Na eficácia reflexa trata-se de impor erga omnes o resultado de uma acção que decorreu entre todos os interessados directos, isto é, entre todos os sujeitos com legitimidade processual para nela participar e na extensão a terceiros estabelece-se a vinculação de certos interessados às consequências e efeitos da decisão (14).
À economia da decisão não interessam, porque manifestamente inaplicáveis, as situações em que se verifica a extensão do caso julgado a terceiros (no caso em análise, a extensão do caso julgado da acção nº 3118/06.2TBVCT-AS à presente acção) em razão da identidade da qualidade jurídica entre a parte e o terceiro (por exemplo, por sucessão na titularidade do objecto processual, inter vivos ou mortis causa), de substituição processual e na oponibilidade resultante do registo da acção (15).

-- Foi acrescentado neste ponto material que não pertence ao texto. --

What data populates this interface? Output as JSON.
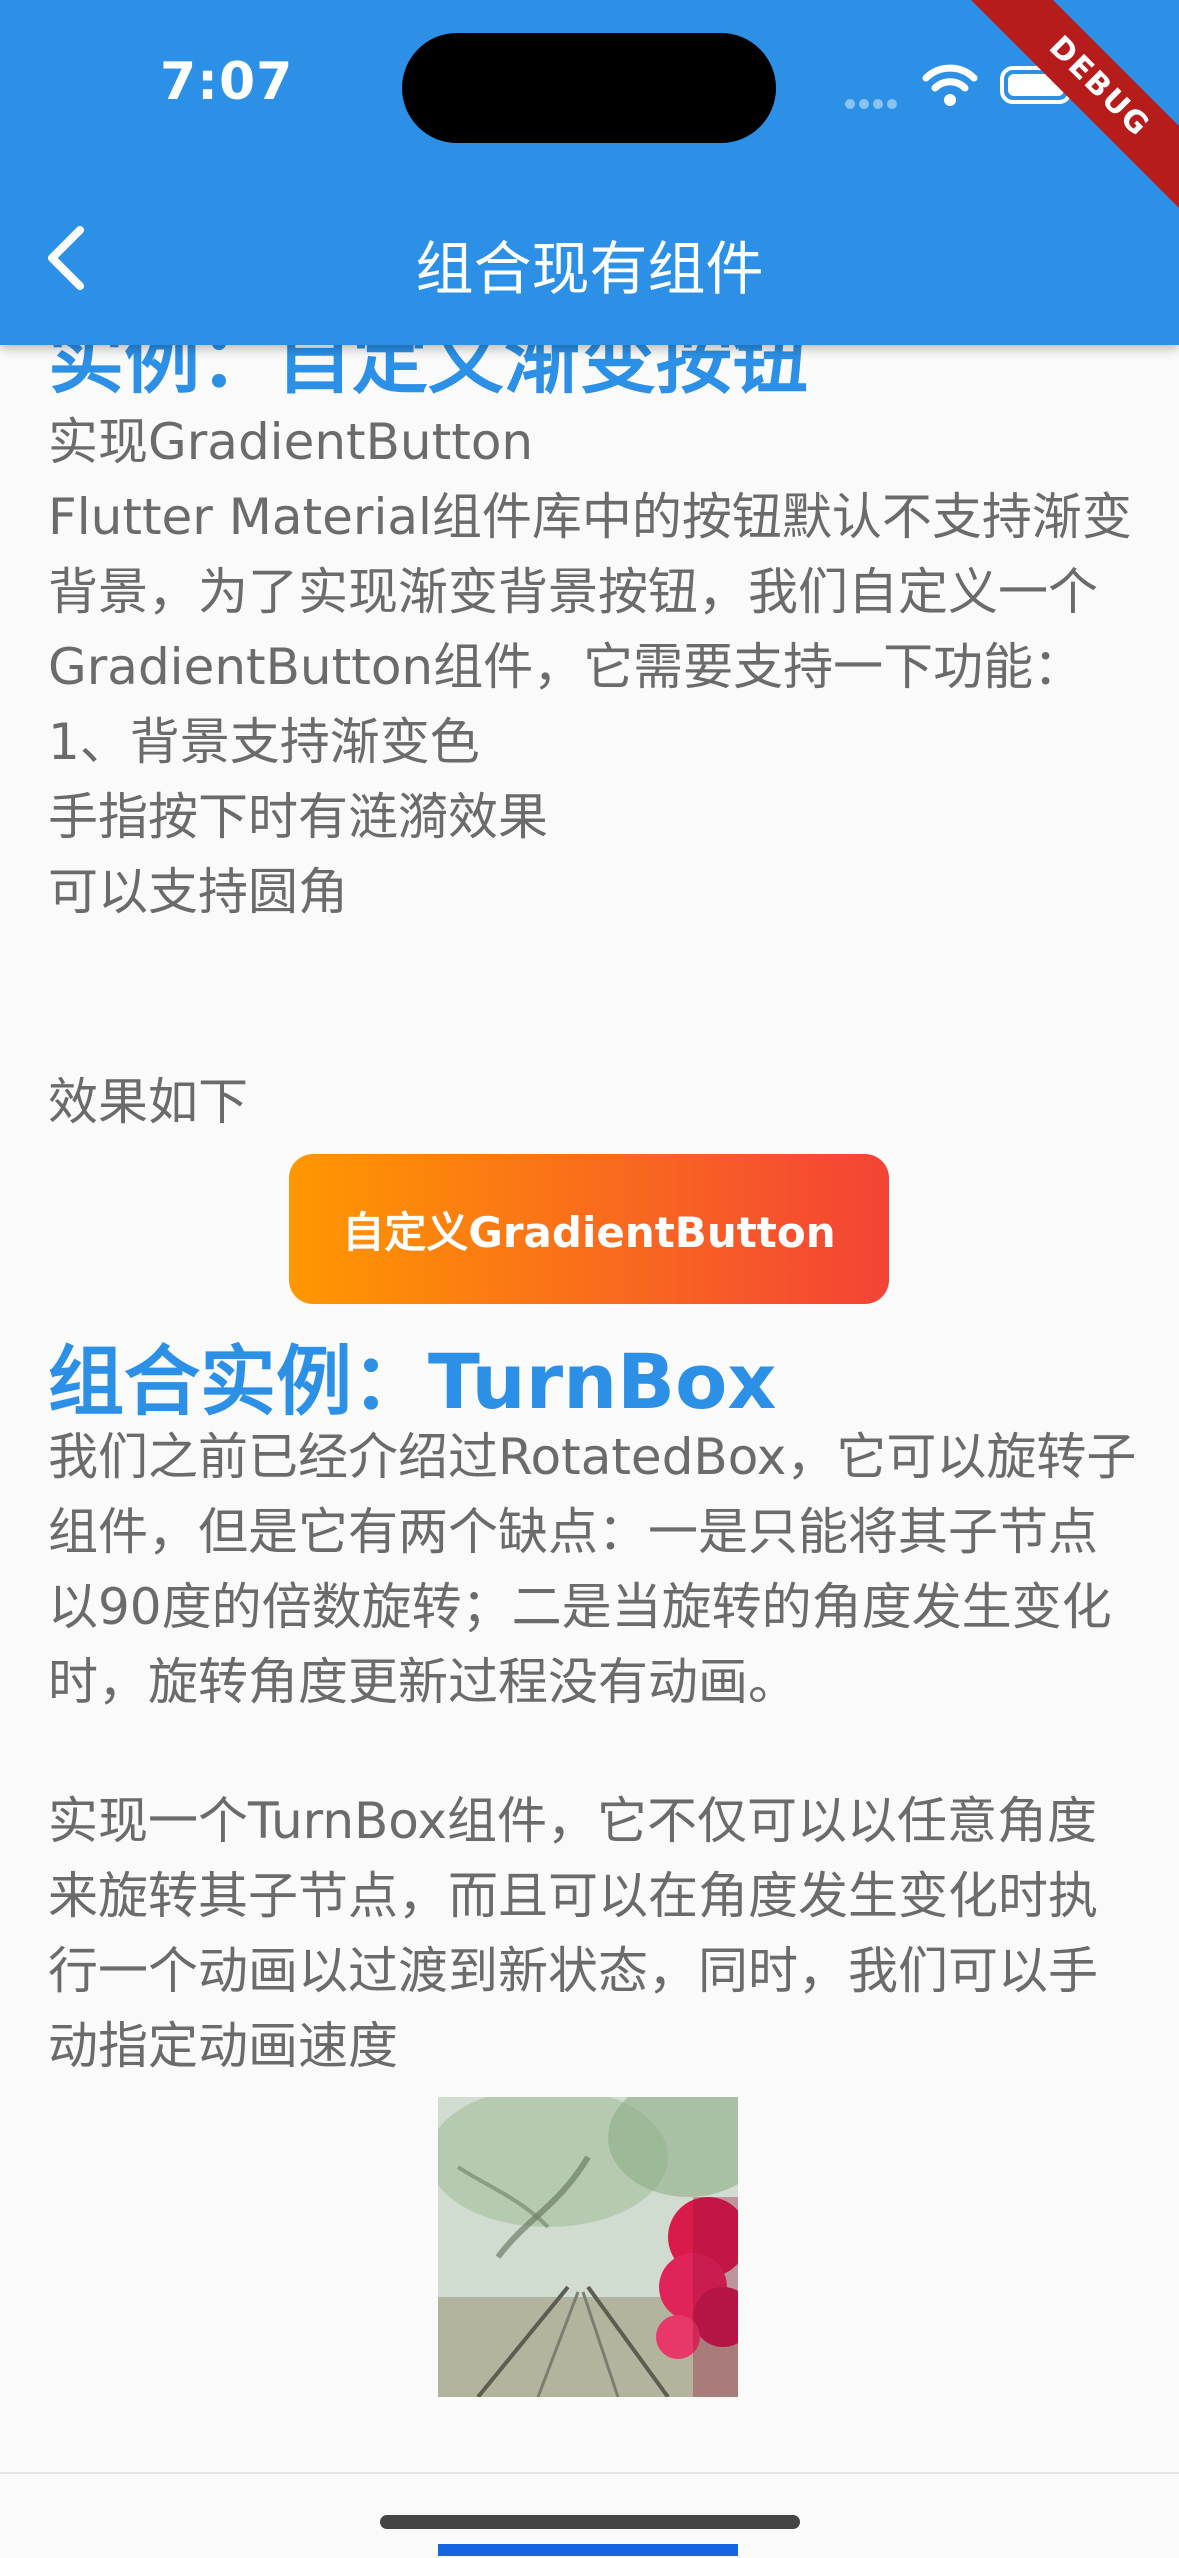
{
  "status_bar": {
    "time": "7:07"
  },
  "app_bar": {
    "title": "组合现有组件",
    "debug_label": "DEBUG"
  },
  "section1": {
    "heading": "实例：自定义渐变按钮",
    "paragraph": "实现GradientButton\nFlutter Material组件库中的按钮默认不支持渐变背景，为了实现渐变背景按钮，我们自定义一个GradientButton组件，它需要支持一下功能：\n1、背景支持渐变色\n手指按下时有涟漪效果\n可以支持圆角",
    "effect_label": "效果如下",
    "button_label": "自定义GradientButton",
    "gradient_colors": [
      "#ff9800",
      "#f44336"
    ]
  },
  "section2": {
    "heading": "组合实例：TurnBox",
    "paragraph1": "我们之前已经介绍过RotatedBox，它可以旋转子组件，但是它有两个缺点：一是只能将其子节点以90度的倍数旋转；二是当旋转的角度发生变化时，旋转角度更新过程没有动画。",
    "paragraph2": "实现一个TurnBox组件，它不仅可以以任意角度来旋转其子节点，而且可以在角度发生变化时执行一个动画以过渡到新状态，同时，我们可以手动指定动画速度"
  },
  "colors": {
    "primary": "#2b90e6",
    "text": "#6b6b6b",
    "background": "#fafafa"
  }
}
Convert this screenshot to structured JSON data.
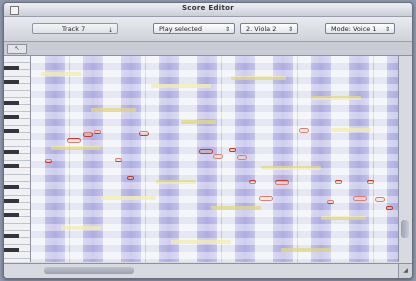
{
  "window": {
    "title": "Score Editor"
  },
  "toolbar": {
    "track": {
      "value": "Track 7",
      "arrow": "↓"
    },
    "play": {
      "value": "Play selected",
      "arrow": "⇕"
    },
    "voice": {
      "value": "2. Viola 2",
      "arrow": "⇕"
    },
    "mode": {
      "value": "Mode: Voice 1",
      "arrow": "⇕"
    }
  },
  "ruler": {
    "tool_glyph": "↖"
  },
  "colors": {
    "note_outline": "#c4311c",
    "ghost_note": "#ebe178",
    "grid_band": "#b2b0e2"
  },
  "icons": [
    "close-box-icon",
    "pointer-tool-icon",
    "grow-box-icon"
  ]
}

Também se não verifica situação de prejudicialidade, que ocorre quando o terceiro é titular de relação jurídica dependente do objecto apreciado na causa julgada, ou seja, quando o objecto apreciado é prejudicial relativamente a situação jurídica de terceiro – p. ex., o caso julgado entre o credor e o devedor beneficia o fiador (art. 635º, nº 1 do CC) e o caso julgado entre o credor e o devedor aproveita ao terceiro que haja constituído hipoteca a favor daquele (arts. 717º, nº 2 e 635º, nº 1 do CC) (16).
A autoridade do caso julgado impõe (efeito positivo) o acatamento de decisão proferida em acção anterior cujo objecto se inscreve, como pressuposto indiscutível, no objecto de acção posterior, obstando assim a que a relação jurídica ali definida venha a ser contemplada, de novo, de forma diversa – a autoridade do caso julgado tem o efeito positivo de impor a primeira decisão como pressuposto indiscutível da segunda decisão de mérito, efeito que assenta numa relação de prejudicialidade: o objecto da primeira decisão constitui questão prejudicial na segunda acção, como pressuposto necessário da decisão de mérito que nesta há-de ser proferida (17).
Ora à luz de tudo quanto se acaba de expender muito pouco haverá a acrescentar o que se refere na decisão recorrida sobre a verificação dos requisitos desta excepção de caso julgado quando refere o seguinte:
(…)

c. CONDIÇÃO SUBJECTIVA: MESMAS PARTES DO PONTO DE VISTA JURÍDICO (NÃO PROCESSUAL)
Chegados aqui, devemos acrescentar uma condição subjectiva para que haja uma tal força vinculativa do caso julgado fora do seu objecto processual: a autoridade de caso julgado apenas pode ser oposta a quem seja tido como parte do ponto de vista da sua qualidade jurídica como definido pelo artigo 581.º, n.º 2. Seria absolutamente inconstitucional, por contrário à proibição de indefesa, prevista no artigo 20.º, n.º 4, da Constituição e no artigo 3.º do Código de Processo Civil, que uma decisão vinculasse quem foi terceiro à causa.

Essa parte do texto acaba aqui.